“Çukurova’da Bir Bitki Taciri: Çiçekçi Alman Walter Siehe, 1859-1928…” – altinrota.org/Ahmet Karataş

Mersin-Tarsus-Adana Demiryolu’nun açılmasıyla birlikte Mersin; sadece Çukurova’nın değil; Adana, Konya, Niğde ve Kayseri’nin de iskelesi haline gelmişti. Artık, küçük bir balıkçı köyü olmaktan çıkmış, hızla gelişen bir liman kenti olmuştu. Tarsus Sancağına bağlı Gökçeli Köyü’nün, bu kadar süre içinde büyüyüp gelişmesi ve yıldızının parlaması, bölge ekonomisi ve sosyal yaşamı için hayati bir geleceği işaret etmekteydi. Önceki sakinleri kimi kayıkçı ve hamallardan oluşmuş olsa bile; Osmanlı tebaası Rumlar ile Arap Ortodokslar derken, Suriye ve Lübnan’dan gelenler sayesinde, adeta bir yabancılar şehri olmuştu.

Tarsus’un denizle bağının kopması ve ticaretin deniz yoluyla öne çıkmasıyla, Tarsus’ta faaliyet gösteren konsoloslar, topyekûn Mersin’e akın etmişlerdi. Tarsus her ne kadar Çukurova’nın erken gelişiminde önemli bir rol oynamış olsa da, artık ipler Mersin’in elindeydi. Mersin, hem payitahtın hem de yabancı sermayenin ilgisini fazlasıyla üzerine çekmişti.

Kapadokya, Sakız Adası, Kıbrıs, Midilli, Girit, Santorini, Pire ve Paxo’dan gelenlerle birlikte çok dilli bir özerk şehre doğru ilerliyordu. Türkçe, Arapça, Ermenice, Yunanca, Fransızca, Almanca, İngilizce, Kürtçe ve İspanyolca olmak üzere yaklaşık on beş dil konuşuluyordu. Mersin;  dünyada hüküm süren pamuk kıtlığının ayağına getirdiği şansla birlikte, yeni Pazar arayışlarında öncü şehir konumuna gelmişti.  Pamuğun ve tarımın endüstriyel dönüşümü sayesinde bir ithalat ve ihracat merkezi olmayı hak etmişti. Vesselam Mersin, Doğu Akdeniz’de bir liman kenti olmanın ve böylece önemli bir ticari ağın uç noktasına ulaşmanın gururunu yaşamaktadır.

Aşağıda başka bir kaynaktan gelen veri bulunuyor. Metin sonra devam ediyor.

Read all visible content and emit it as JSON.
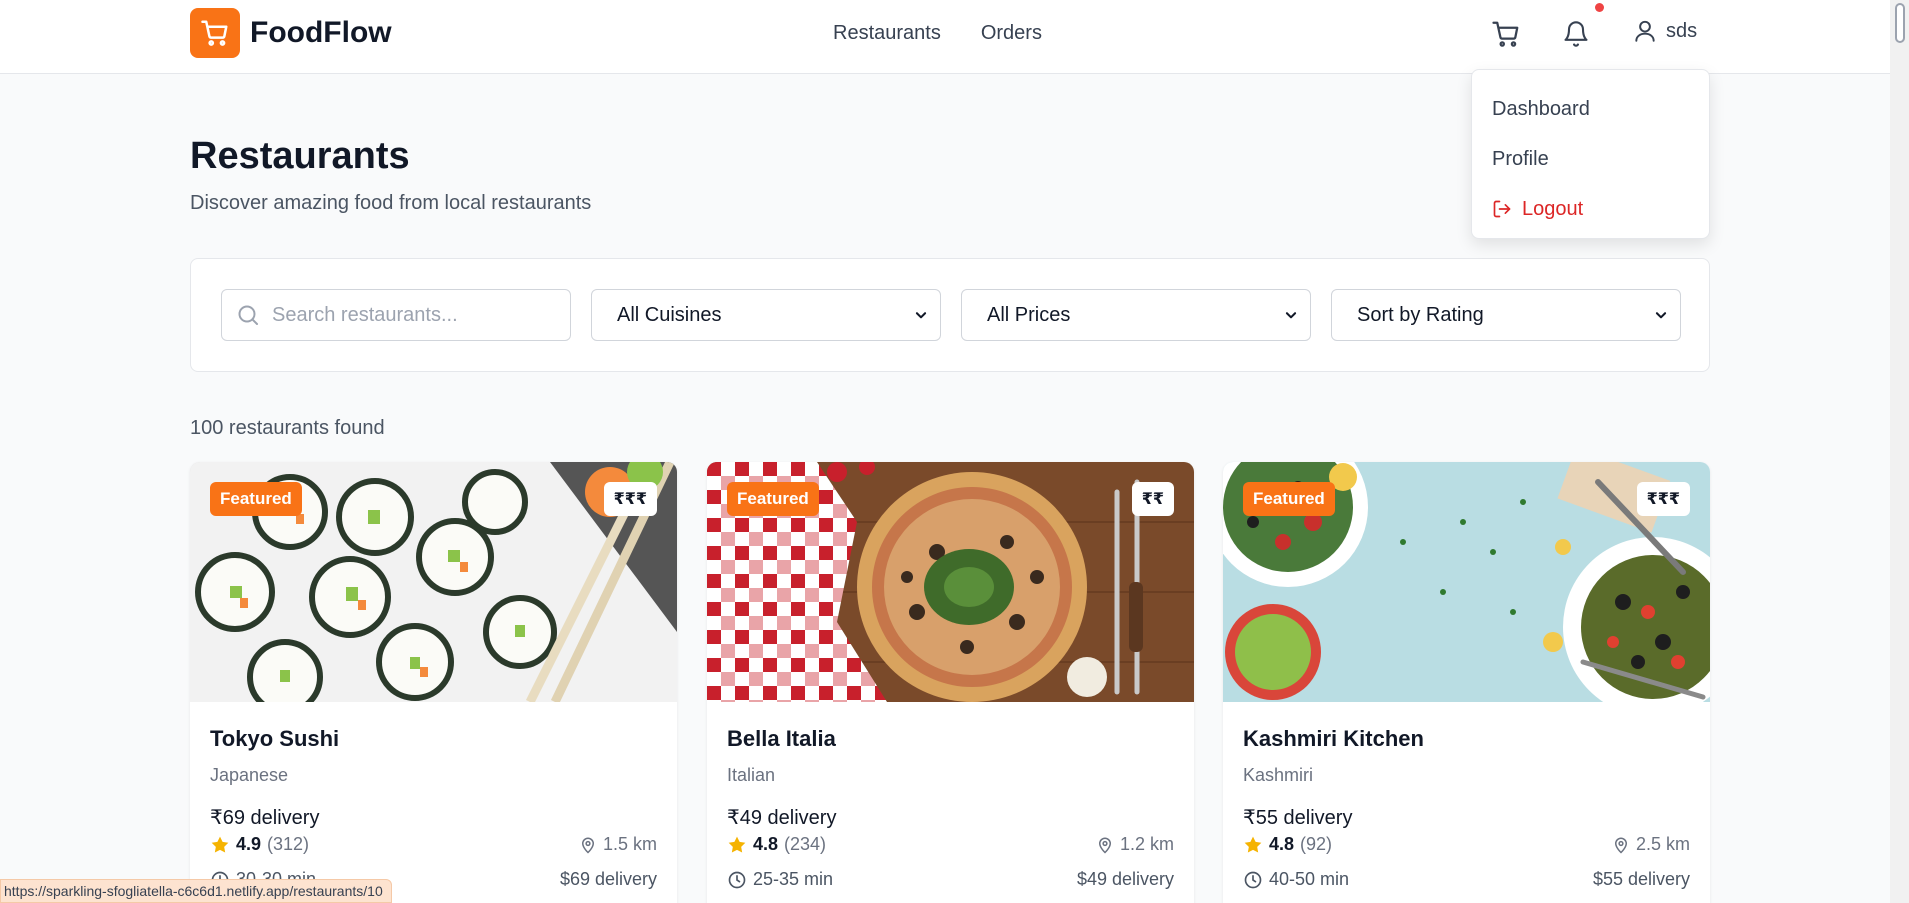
{
  "header": {
    "brand": "FoodFlow",
    "nav": [
      {
        "label": "Restaurants"
      },
      {
        "label": "Orders"
      }
    ],
    "user_name": "sds"
  },
  "user_menu": {
    "items": [
      {
        "label": "Dashboard"
      },
      {
        "label": "Profile"
      }
    ],
    "logout_label": "Logout"
  },
  "page": {
    "title": "Restaurants",
    "subtitle": "Discover amazing food from local restaurants"
  },
  "filters": {
    "search_placeholder": "Search restaurants...",
    "cuisine": "All Cuisines",
    "price": "All Prices",
    "sort": "Sort by Rating"
  },
  "results_count": "100 restaurants found",
  "restaurants": [
    {
      "badge": "Featured",
      "price_level": "₹₹₹",
      "name": "Tokyo Sushi",
      "cuisine": "Japanese",
      "delivery_fee": "₹69 delivery",
      "rating": "4.9",
      "reviews": "(312)",
      "distance": "1.5 km",
      "time": "30-30 min",
      "delivery_fee_right": "$69 delivery"
    },
    {
      "badge": "Featured",
      "price_level": "₹₹",
      "name": "Bella Italia",
      "cuisine": "Italian",
      "delivery_fee": "₹49 delivery",
      "rating": "4.8",
      "reviews": "(234)",
      "distance": "1.2 km",
      "time": "25-35 min",
      "delivery_fee_right": "$49 delivery"
    },
    {
      "badge": "Featured",
      "price_level": "₹₹₹",
      "name": "Kashmiri Kitchen",
      "cuisine": "Kashmiri",
      "delivery_fee": "₹55 delivery",
      "rating": "4.8",
      "reviews": "(92)",
      "distance": "2.5 km",
      "time": "40-50 min",
      "delivery_fee_right": "$55 delivery"
    }
  ],
  "status_bar_url": "https://sparkling-sfogliatella-c6c6d1.netlify.app/restaurants/10",
  "colors": {
    "accent": "#f97316",
    "danger": "#dc2626",
    "star": "#f5b301"
  }
}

20 Ocak 1895; günlerden Pazar. Walter Siehe, Mersin’e demir atmakta olan Defne adlı buharlı geminin güvertesindedir. Tarsus’ta Valilik yapan Çiçero’nun,  “Arzuyla istenen tüm bu şeyler; Atıldı, sürüklendi ve terk edildi” dizelerini hatırlar. Belli belirsiz bir ses tonuyla, kendi kendine, “Ne terk etmesi, buradayım işte” diyerek; arkasından “Asya’nın görkemi şehirlere yayıldı” diyen Ovidius’u anımsar. Onun için Küçük Asya, keşiflere açılabilecek en geniş alandır.

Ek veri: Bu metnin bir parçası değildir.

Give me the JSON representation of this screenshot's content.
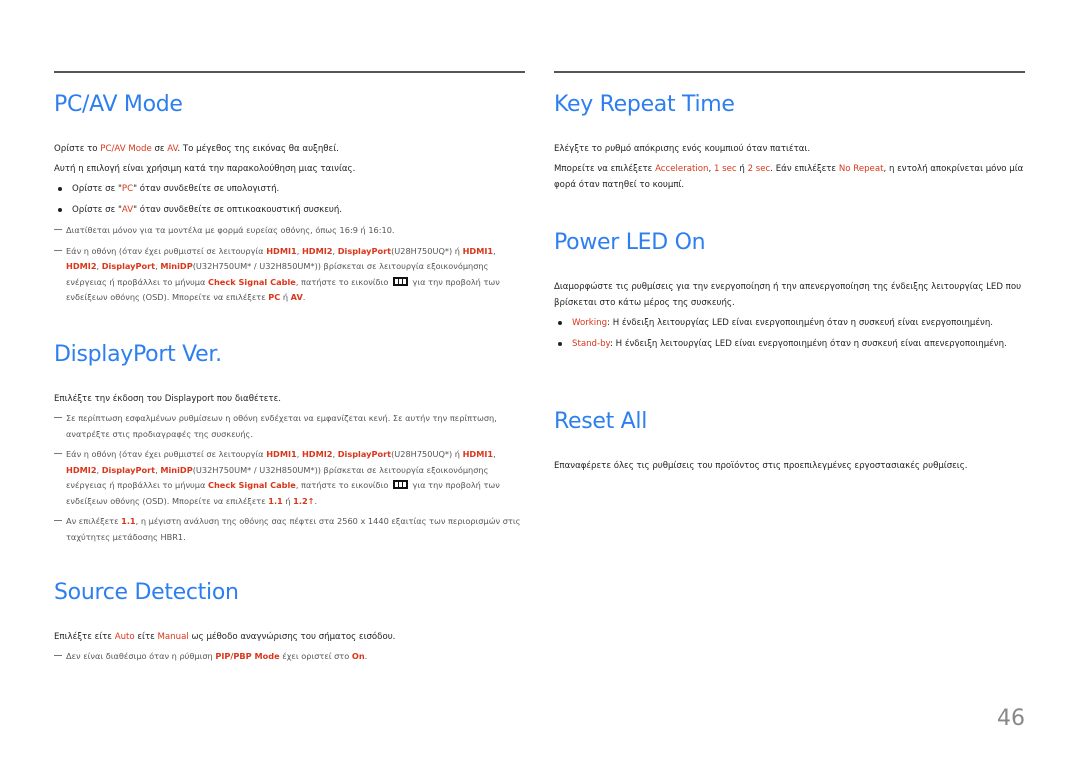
{
  "page_number": "46",
  "colors": {
    "heading": "#2d7ff0",
    "highlight": "#d9371b",
    "text": "#222222",
    "note": "#555555"
  },
  "left": {
    "pc_av_mode": {
      "title": "PC/AV Mode",
      "p1": [
        "Ορίστε το ",
        "PC/AV Mode",
        " σε ",
        "AV",
        ". Το μέγεθος της εικόνας θα αυξηθεί."
      ],
      "p2": "Αυτή η επιλογή είναι χρήσιμη κατά την παρακολούθηση μιας ταινίας.",
      "bullets": [
        [
          "Ορίστε σε \"",
          "PC",
          "\" όταν συνδεθείτε σε υπολογιστή."
        ],
        [
          "Ορίστε σε \"",
          "AV",
          "\" όταν συνδεθείτε σε οπτικοακουστική συσκευή."
        ]
      ],
      "note1": "Διατίθεται μόνον για τα μοντέλα με φορμά ευρείας οθόνης, όπως 16:9 ή 16:10.",
      "note2": {
        "t1": "Εάν η οθόνη (όταν έχει ρυθμιστεί σε λειτουργία ",
        "hdmi1": "HDMI1",
        "sep1": ", ",
        "hdmi2": "HDMI2",
        "sep2": ", ",
        "dp": "DisplayPort",
        "t2": "(U28H750UQ*) ή ",
        "hdmi1b": "HDMI1",
        "sep3": ", ",
        "hdmi2b": "HDMI2",
        "sep4": ", ",
        "dpb": "DisplayPort",
        "sep5": ", ",
        "minidp": "MiniDP",
        "t3": "(U32H750UM* / U32H850UM*)) βρίσκεται σε λειτουργία εξοικονόμησης ενέργειας ή προβάλλει το μήνυμα ",
        "csc": "Check Signal Cable",
        "t4": ", πατήστε το εικονίδιο ",
        "icon": "menu-icon",
        "t5": " για την προβολή των ενδείξεων οθόνης (OSD). Μπορείτε να επιλέξετε ",
        "opt1": "PC",
        "or": " ή ",
        "opt2": "AV",
        "end": "."
      }
    },
    "displayport_ver": {
      "title": "DisplayPort Ver.",
      "p1": "Επιλέξτε την έκδοση του Displayport που διαθέτετε.",
      "note1": "Σε περίπτωση εσφαλμένων ρυθμίσεων η οθόνη ενδέχεται να εμφανίζεται κενή. Σε αυτήν την περίπτωση, ανατρέξτε στις προδιαγραφές της συσκευής.",
      "note2": {
        "t1": "Εάν η οθόνη (όταν έχει ρυθμιστεί σε λειτουργία ",
        "hdmi1": "HDMI1",
        "sep1": ", ",
        "hdmi2": "HDMI2",
        "sep2": ", ",
        "dp": "DisplayPort",
        "t2": "(U28H750UQ*) ή ",
        "hdmi1b": "HDMI1",
        "sep3": ", ",
        "hdmi2b": "HDMI2",
        "sep4": ", ",
        "dpb": "DisplayPort",
        "sep5": ", ",
        "minidp": "MiniDP",
        "t3": "(U32H750UM* / U32H850UM*)) βρίσκεται σε λειτουργία εξοικονόμησης ενέργειας ή προβάλλει το μήνυμα ",
        "csc": "Check Signal Cable",
        "t4": ", πατήστε το εικονίδιο ",
        "icon": "menu-icon",
        "t5": " για την προβολή των ενδείξεων οθόνης (OSD). Μπορείτε να επιλέξετε ",
        "opt1": "1.1",
        "or": " ή ",
        "opt2": "1.2↑",
        "end": "."
      },
      "note3": [
        "Αν επιλέξετε ",
        "1.1",
        ", η μέγιστη ανάλυση της οθόνης σας πέφτει στα 2560 x 1440 εξαιτίας των περιορισμών στις ταχύτητες μετάδοσης HBR1."
      ]
    },
    "source_detection": {
      "title": "Source Detection",
      "p1": [
        "Επιλέξτε είτε ",
        "Auto",
        " είτε ",
        "Manual",
        " ως μέθοδο αναγνώρισης του σήματος εισόδου."
      ],
      "note1": [
        "Δεν είναι διαθέσιμο όταν η ρύθμιση ",
        "PIP/PBP Mode",
        " έχει οριστεί στο ",
        "On",
        "."
      ]
    }
  },
  "right": {
    "key_repeat_time": {
      "title": "Key Repeat Time",
      "p1": "Ελέγξτε το ρυθμό απόκρισης ενός κουμπιού όταν πατιέται.",
      "p2": [
        "Μπορείτε να επιλέξετε ",
        "Acceleration",
        ", ",
        "1 sec",
        " ή ",
        "2 sec",
        ". Εάν επιλέξετε ",
        "No Repeat",
        ", η εντολή αποκρίνεται μόνο μία φορά όταν πατηθεί το κουμπί."
      ]
    },
    "power_led_on": {
      "title": "Power LED On",
      "p1": "Διαμορφώστε τις ρυθμίσεις για την ενεργοποίηση ή την απενεργοποίηση της ένδειξης λειτουργίας LED που βρίσκεται στο κάτω μέρος της συσκευής.",
      "bullets": [
        [
          "Working",
          ": Η ένδειξη λειτουργίας LED είναι ενεργοποιημένη όταν η συσκευή είναι ενεργοποιημένη."
        ],
        [
          "Stand-by",
          ": Η ένδειξη λειτουργίας LED είναι ενεργοποιημένη όταν η συσκευή είναι απενεργοποιημένη."
        ]
      ]
    },
    "reset_all": {
      "title": "Reset All",
      "p1": "Επαναφέρετε όλες τις ρυθμίσεις του προϊόντος στις προεπιλεγμένες εργοστασιακές ρυθμίσεις."
    }
  }
}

Walter Siehe, Berlin ve Jena Üniversitesi’nden aldığı mühendislik eğitiminin kendisine mesleki bir alan yaratmak yerine muazzam bir iş disiplini verdiğinin bilincine varır. Bu nedenle, Osmanlı topraklarında yapacağı botanik gezilerinin, bir plan dâhilinde olması gerektiğini iyice anlar. Alman Botanik Enstitüsü’nden edindiği bahçıvanlık diploması onun asıl işi olacaktır.

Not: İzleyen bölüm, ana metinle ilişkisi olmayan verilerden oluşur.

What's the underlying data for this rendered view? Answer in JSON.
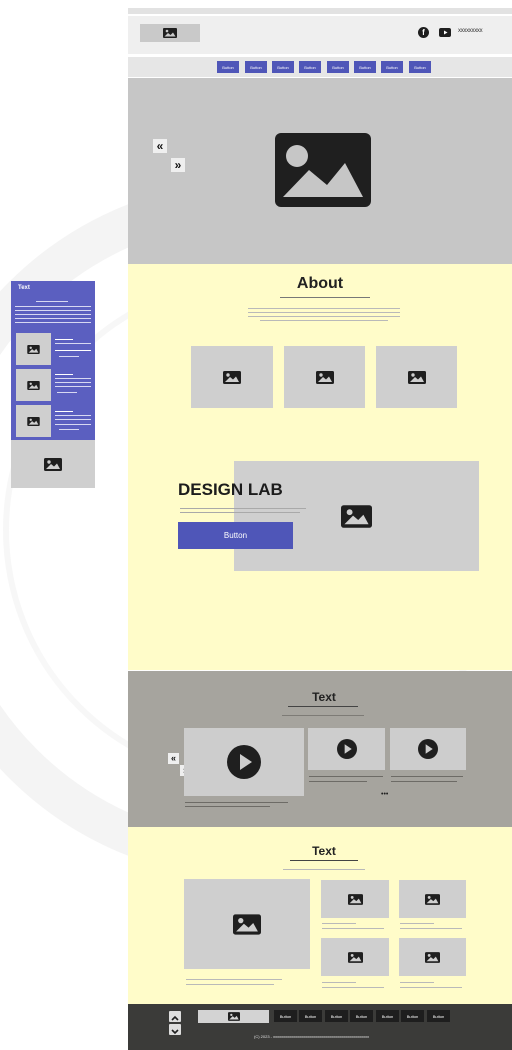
{
  "header": {
    "account_text": "xxxxxxxxx",
    "icons": [
      "image-icon",
      "facebook-icon",
      "youtube-icon"
    ]
  },
  "nav": {
    "items": [
      "Button",
      "Button",
      "Button",
      "Button",
      "Button",
      "Button",
      "Button",
      "Button"
    ]
  },
  "hero": {
    "prev_label": "«",
    "next_label": "»"
  },
  "about": {
    "title": "About"
  },
  "design_lab": {
    "title": "DESIGN LAB",
    "button_label": "Button"
  },
  "video_section": {
    "title": "Text",
    "prev_label": "«",
    "next_label": "»",
    "dots": "•••"
  },
  "news_section": {
    "title": "Text"
  },
  "sidebar_mobile": {
    "title": "Text"
  },
  "footer": {
    "items": [
      "Button",
      "Button",
      "Button",
      "Button",
      "Button",
      "Button",
      "Button"
    ],
    "copyright": "(C) 2023 - xxxxxxxxxxxxxxxxxxxxxxxxxxxxxxxxxxxxxxxxxxxxxxxx"
  },
  "colors": {
    "accent": "#4f56b8",
    "hero_bg": "#c6c6c6",
    "about_bg": "#fffcc9",
    "video_bg": "#a6a49e",
    "news_bg": "#fffcc9",
    "footer_bg": "#3b3b39"
  }
}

Başlangıçta Bağdat demiryolu yapımında mühendis olarak çalışan Walter Siehe, 1895 yılında Mersin’e, arkasından da Adana’ya gelir. Yaklaşık iki yıl boyunca Mersin, Tarsus, Adana ve çevresinde, özellikle de Bolkar ile Gülek’te bitki araştırmaları yaparak, 1897’de Fındıkpınarı’na yerleşir. Bu süre içinde topladığı bitki örneklerini Berlin Herbaryumu’na verir. Fındıkpınarı’nda 35 dönüm bahçe kurarak biri Alman diğeri de Rus olan iki bahçıvanı kendisine yardımcı olarak yanına alır. Bayan Elizabeth’le 1903’de evlenen Walter Siehe’nin Karl Günter ve İrmgard adlı bir kız ve erkek çocuğu olur. Bekçi Esat ve oğullarının hizmetlerini alan Walter Siehe, köylülere çiçek soğanı toplattığı gibi, çiftliğinde koyun sürüsü ve atlar yetiştirmeye başlar. Kütüphanesi yanında bitki koleksiyonu olan Walter Siehe’nin aynı zamanda fotoğraf arşivi de vardır.